Let us consider next another lesson about meaning to be learned from the specification. In the quotation above from column 8, in the opening sentence the drafter of the specification exhibits a clear consciousness of the distinction between “preformed right-angle corner pieces” and those made by mitering and placing at right angles two short pieces of linear border pieces. Claim 1 does not contain the limiting word “preformed” yet the majority, without justification, is reading it into the claim in holding that the claim does not cover corner pieces which are made up as clearly described in the specification.
I also point out that the term “right-angle” is not a limitation to preformed unitary pieces since the specification makes clear that the made-up variety of corners are also right-angle corner pieces when assembled.
The majority’s argument based on alleged violation of the “all elements” rule is untenable. It overlooks the fact that the teaching in the specification is clear about making “corner pieces” by using two “short linear border pieces” (my emphasis) and then using such “improvised” corner pieces in conjunction with linear pieces to make the complete wall frame. Of course, it is the all-elements rule on which the defendants rely for non-infringement, arguing that they have no “corner pieces” when in fact they have a type of corner piece which is disclosed and claimed as an element of the combination of claim 1. I am not “merging the two types of claim elements into one” — whatever that may mean. I am simply saying that the ele*1568ment defined in claim 1 as “right-angle corner border pieces” is, as clearly shown by the patent and its prosecution history, a limitation generic to two types of corner pieces disclosed in the patent which is broad enough to read on defendants’ structure because it is clearly not limited to “preformed” or “unitary” corner pieces, as held below and by the majority. That is the sum and substance of my position and it calls for reversal.
The prosecution history contains nothing contradictory to my position and much to support it, as shown above.

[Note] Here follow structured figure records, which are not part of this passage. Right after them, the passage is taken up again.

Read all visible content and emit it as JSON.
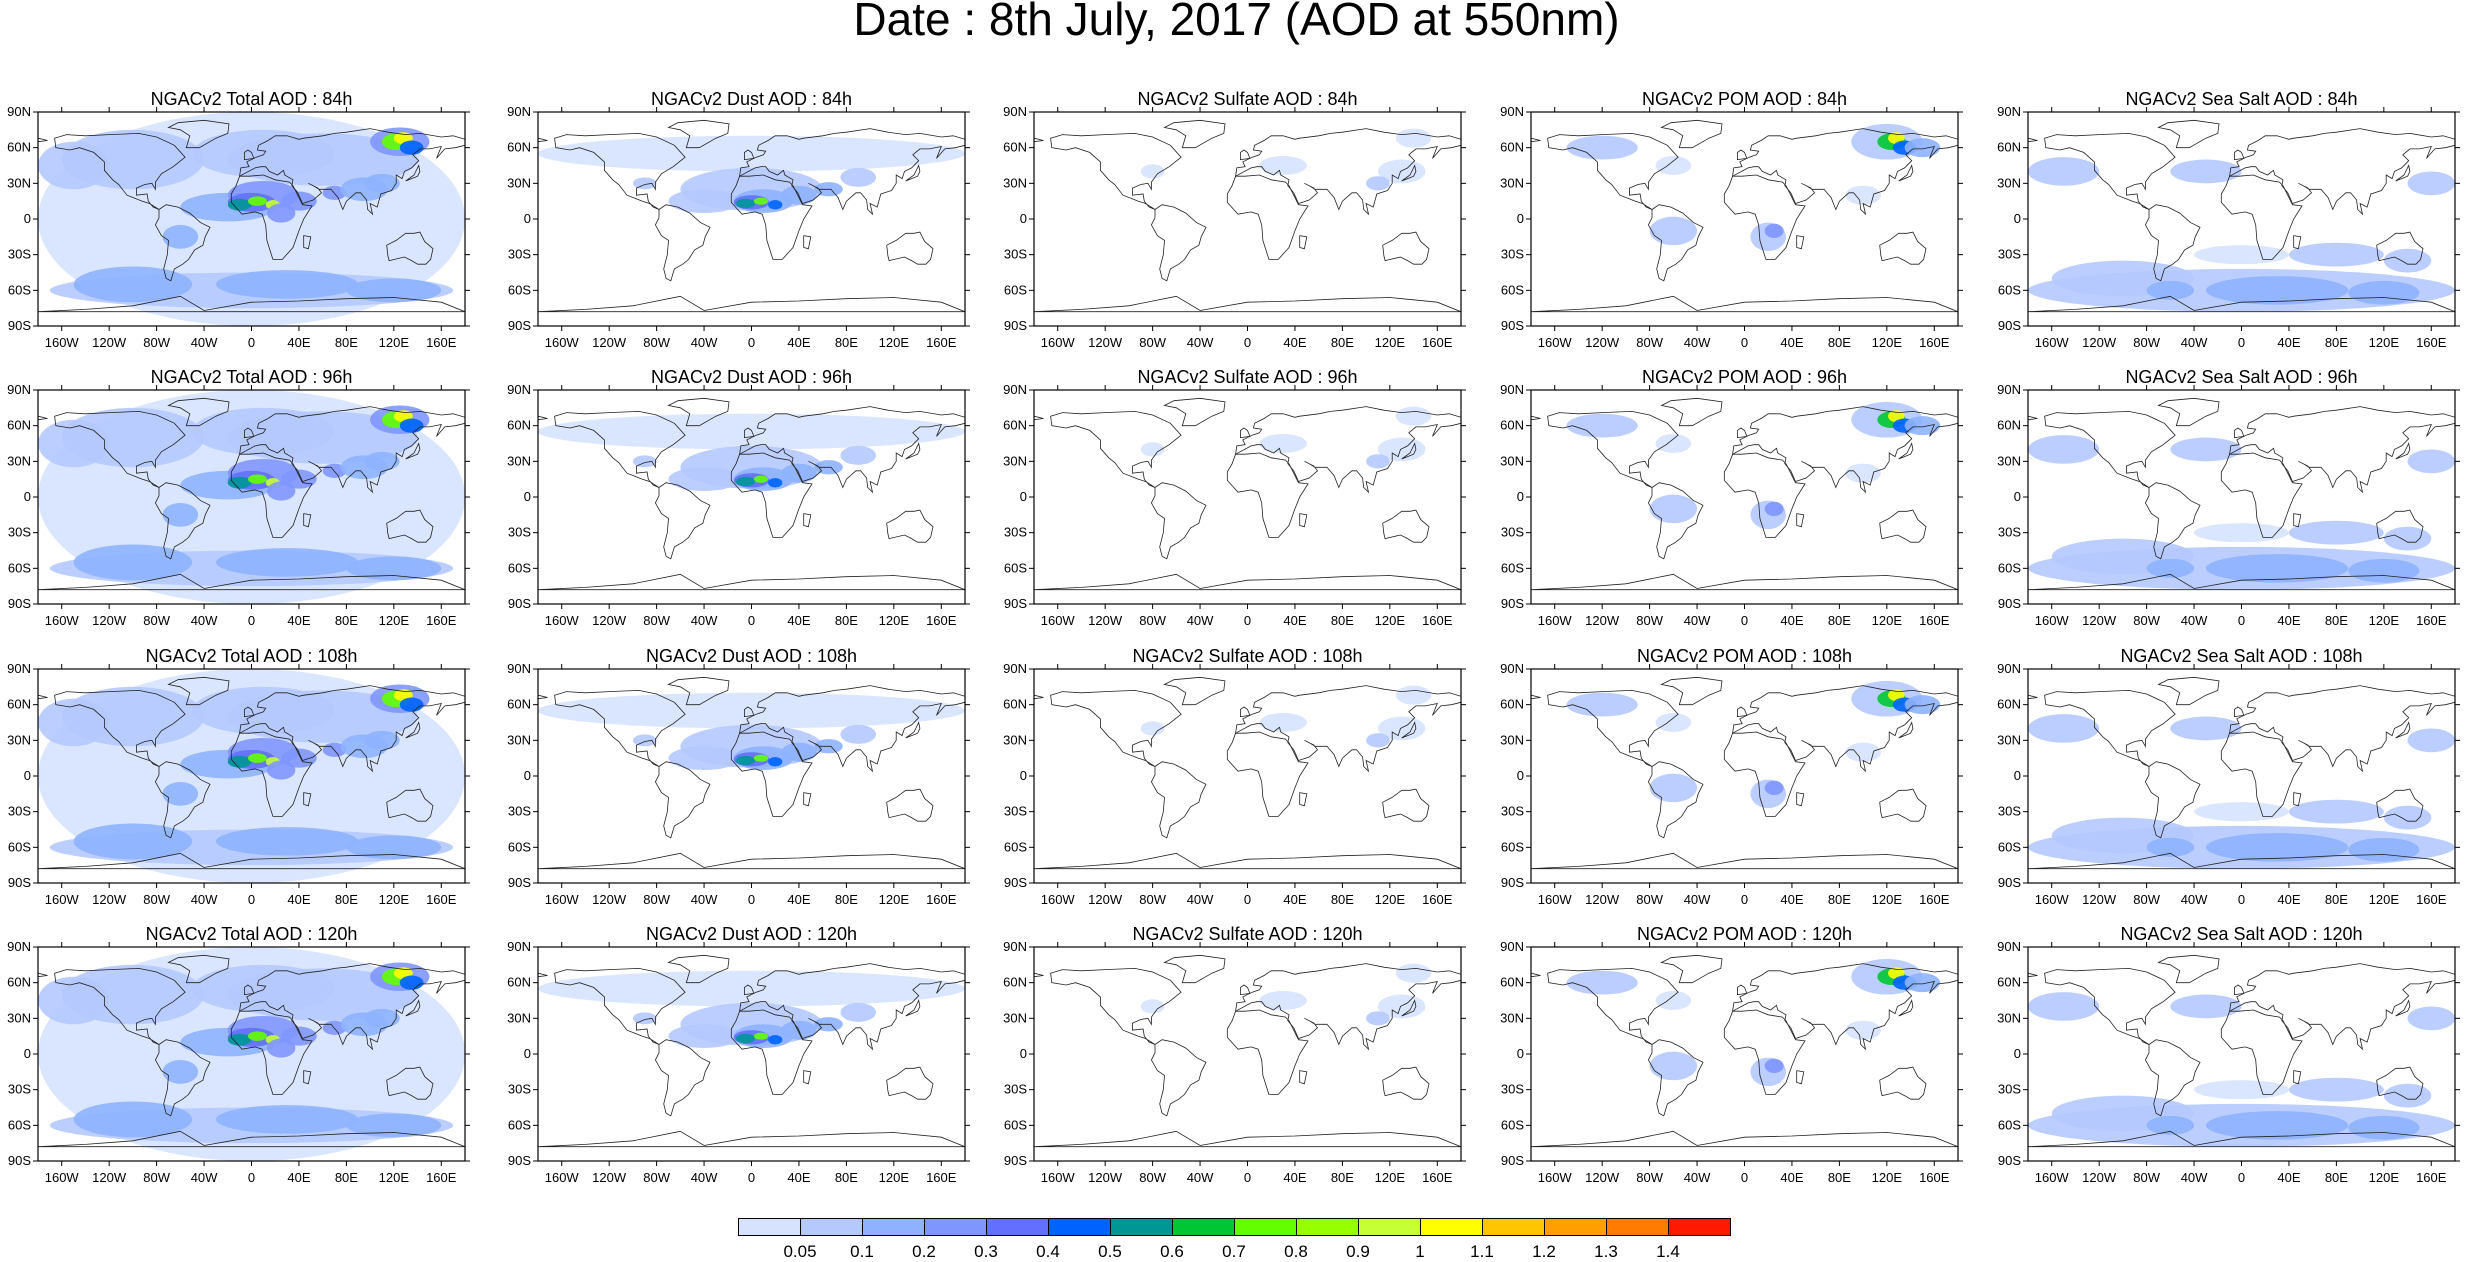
{
  "title": "Date : 8th July, 2017 (AOD at 550nm)",
  "lat_labels": [
    "90N",
    "60N",
    "30N",
    "0",
    "30S",
    "60S",
    "90S"
  ],
  "lon_labels": [
    "160W",
    "120W",
    "80W",
    "40W",
    "0",
    "40E",
    "80E",
    "120E",
    "160E"
  ],
  "species": [
    {
      "key": "total",
      "name": "NGACv2 Total AOD"
    },
    {
      "key": "dust",
      "name": "NGACv2 Dust AOD"
    },
    {
      "key": "sulfate",
      "name": "NGACv2 Sulfate AOD"
    },
    {
      "key": "pom",
      "name": "NGACv2 POM AOD"
    },
    {
      "key": "seasalt",
      "name": "NGACv2 Sea Salt AOD"
    }
  ],
  "panels": [
    {
      "title": "NGACv2 Total AOD : 84h",
      "species": "total",
      "hour": "84h"
    },
    {
      "title": "NGACv2 Dust AOD : 84h",
      "species": "dust",
      "hour": "84h"
    },
    {
      "title": "NGACv2 Sulfate AOD : 84h",
      "species": "sulfate",
      "hour": "84h"
    },
    {
      "title": "NGACv2 POM AOD : 84h",
      "species": "pom",
      "hour": "84h"
    },
    {
      "title": "NGACv2 Sea Salt AOD : 84h",
      "species": "seasalt",
      "hour": "84h"
    },
    {
      "title": "NGACv2 Total AOD : 96h",
      "species": "total",
      "hour": "96h"
    },
    {
      "title": "NGACv2 Dust AOD : 96h",
      "species": "dust",
      "hour": "96h"
    },
    {
      "title": "NGACv2 Sulfate AOD : 96h",
      "species": "sulfate",
      "hour": "96h"
    },
    {
      "title": "NGACv2 POM AOD : 96h",
      "species": "pom",
      "hour": "96h"
    },
    {
      "title": "NGACv2 Sea Salt AOD : 96h",
      "species": "seasalt",
      "hour": "96h"
    },
    {
      "title": "NGACv2 Total AOD : 108h",
      "species": "total",
      "hour": "108h"
    },
    {
      "title": "NGACv2 Dust AOD : 108h",
      "species": "dust",
      "hour": "108h"
    },
    {
      "title": "NGACv2 Sulfate AOD : 108h",
      "species": "sulfate",
      "hour": "108h"
    },
    {
      "title": "NGACv2 POM AOD : 108h",
      "species": "pom",
      "hour": "108h"
    },
    {
      "title": "NGACv2 Sea Salt AOD : 108h",
      "species": "seasalt",
      "hour": "108h"
    },
    {
      "title": "NGACv2 Total AOD : 120h",
      "species": "total",
      "hour": "120h"
    },
    {
      "title": "NGACv2 Dust AOD : 120h",
      "species": "dust",
      "hour": "120h"
    },
    {
      "title": "NGACv2 Sulfate AOD : 120h",
      "species": "sulfate",
      "hour": "120h"
    },
    {
      "title": "NGACv2 POM AOD : 120h",
      "species": "pom",
      "hour": "120h"
    },
    {
      "title": "NGACv2 Sea Salt  AOD : 120h",
      "species": "seasalt",
      "hour": "120h"
    }
  ],
  "colorbar": {
    "labels": [
      "0.05",
      "0.1",
      "0.2",
      "0.3",
      "0.4",
      "0.5",
      "0.6",
      "0.7",
      "0.8",
      "0.9",
      "1",
      "1.1",
      "1.2",
      "1.3",
      "1.4"
    ],
    "colors": [
      "#ffffff",
      "#d6e2ff",
      "#b5c9ff",
      "#8eb2ff",
      "#7f96ff",
      "#6370ff",
      "#0063ff",
      "#009696",
      "#00c633",
      "#63ff00",
      "#96ff00",
      "#c6ff33",
      "#ffff00",
      "#ffc600",
      "#ffa000",
      "#ff7c00",
      "#ff1900"
    ]
  }
}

I have not found any evidence to contradict it or to support the district court opinion which demonstrates a dismal failure to comprehend many patent law fundamentals and accepts, as established fact, opinion statements of defendants’ expert witness unsupported by the record. The reader should also be aware that the district judge made no separate “findings of fact.” He wrote a short, confused opinion which he concluded with the escape clause saying “The foregoing shall constitute the Findings of Fact and Conclusions of Law in accordance with Rule 54(b) [sic] of the Fed.R.Civ.P.”